The latest crisis shows how bad things really are. Central banks find themselves caught between the rock of a potential US dollar liquidity crisis and the hard place of inflation. Recently, central banks have moved seamlessly, and desperately, between quantitative easing and quantitative tightening.
They embrace quantitative easing whenever a crisis looms but are simultaneously engaging in quantitative tightening to try to stem inflation. Flooding markets seems to be the only solution when instability appears on the horizon, but this ostensibly runs against efforts to tackle inflation and the cost-of-living crisis, the effects of which on households remain unaddressed.
Indeed, the costs of these crises are borne directly by households. The Fed’s press release is silent about how its quantitative easing efforts are supposed to ensure credit provision to households. The distributional impact of its policy is left unacknowledged. The Fed’s approach over recent decades has produced housing price increases and inequality, all of which makes it difficult for households to tackle the current cost of living crisis.
Christine Lagarde is optimistic the current crisis might help to dampen inflation because of reduced lending, but again we might ask who would be most affected by that? After this latest round of quantitative easing, central banks will potentially want to increase interest rates in the future to recollect that money again, causing further price rises for food, rent, and mortgages, if recent rate increases are anything to go by.
A failing system
This banking crisis and the solutions provided demonstrate just how problematic global financial markets have become.
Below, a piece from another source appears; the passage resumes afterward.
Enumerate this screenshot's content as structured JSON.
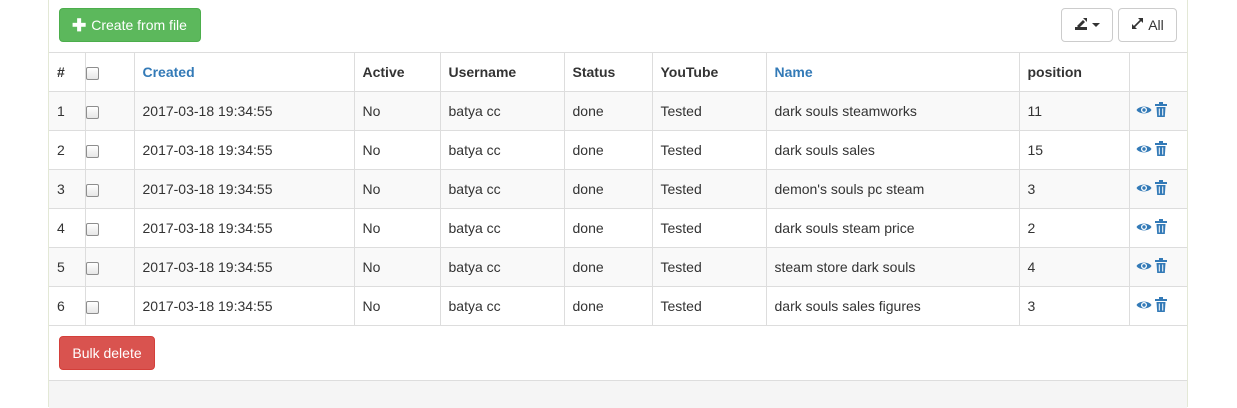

While on this occasion, bondholders shouldered some of the losses involved – and were deeply annoyed at that – shareholders walked away with $3.2 billion. Regardless of which financial investor is prioritised in a debt recovery scheme, we should reflect upon the broader issues at stake when individual financial agents fail. By saving banks in crisis without addressing the underlying causes, we entrench further an already failing financial system.
Beyond throwing more public money at global financial markets and creating ever greater financial giants, we would be better served by exploring different solutions. And this is my one proposal. While financial authorities potentially ignore these three fallacies of crisis management, we could start paying attention to the many households that – similarly to global banks – also struggle to receive credit.
Rather than gaining profits from leverage, these households need their leverage to make ends meet. If we open the floodgates to save global finance, maybe we can redirect some of the subsequent credit flows to the goals of reducing inequality and enabling households to navigate the current cost of living crisis. This is one rescue that would be worth pursuing.